Unlike current antiviral therapies that only suppress HSV, the new gene drive actively inserts designer DNA sequences that can transform neighboring viruses within the host. During testing in mice, the gene drive effectively copied itself across different herpes viruses, marking an important step toward a possible future treatment. Keith Jerome, lead virologist on the project, envisions a therapy that could one day provide HSV patients with lasting relief, stating, “You don’t ever have to worry about this virus again.”
Herpes simplex is a lifelong infection that can lie dormant in nerve cells, flaring up unexpectedly and causing a range of symptoms, from blisters to nerve pain. Jerome and his team, led by fellow researcher Marius Walter, designed the gene drive to infect and potentially neutralize dormant herpes viruses within nerve cells. By targeting these “sleeping” cells, the therapy could deliver a more permanent solution than currently available treatments.

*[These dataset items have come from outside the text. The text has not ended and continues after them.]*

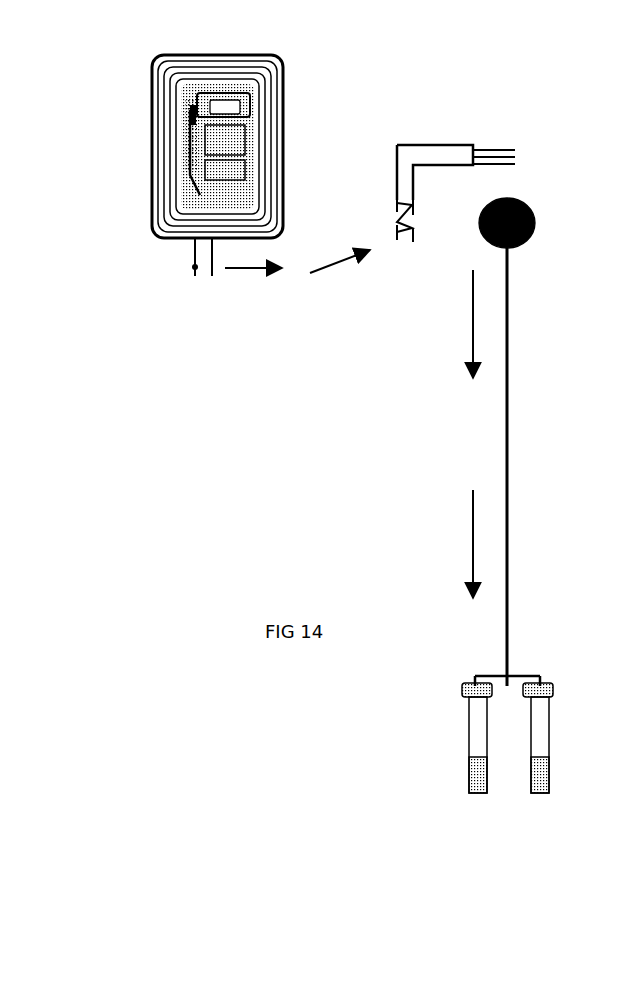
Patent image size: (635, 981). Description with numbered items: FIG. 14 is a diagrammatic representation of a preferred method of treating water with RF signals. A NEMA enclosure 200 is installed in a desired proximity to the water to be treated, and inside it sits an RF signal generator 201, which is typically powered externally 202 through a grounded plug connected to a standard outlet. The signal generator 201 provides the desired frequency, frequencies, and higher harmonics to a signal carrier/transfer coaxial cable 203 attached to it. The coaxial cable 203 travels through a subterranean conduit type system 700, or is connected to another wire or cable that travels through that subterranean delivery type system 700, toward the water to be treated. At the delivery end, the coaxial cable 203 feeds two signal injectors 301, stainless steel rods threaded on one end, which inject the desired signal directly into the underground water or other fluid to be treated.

The NEMA enclosure 200 is at (216, 55).
The RF signal generator 201 is at (190, 126).
The external power 202 is at (192, 278).
The signal carrier/transfer coaxial cable 203 is at (395, 250).
The subterranean conduit type system 700 is at (522, 460).
The RF signal injector 301 is at (484, 806).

For the study, Walter’s team used two strains of HSV in mice—one carrying a gene drive with a red fluorescent marker and the other a yellow marker. After four days, researchers observed that 90 percent of the viruses in brain tissues had transformed to red, indicating successful gene drive transmission. This approach builds on gene drive applications used to control insect-borne diseases like malaria, now adapted to potentially disarm viral infections.
Although this research represents a milestone, experts note that challenges remain. Viral resistance emerged in some cases, raising questions about how to effectively apply gene drive therapies to HSV and other viruses. Future versions of the therapy will focus on reducing HSV’s infectivity and minimizing disease-causing symptoms.
The researchers emphasize that safety will be the priority as development continues, including ensuring the gene drive virus does not transmit between humans. “We have to be sure that everything is safe,” Jerome added, underscoring the cautious path ahead as they work toward human applications of this promising HSV therapy.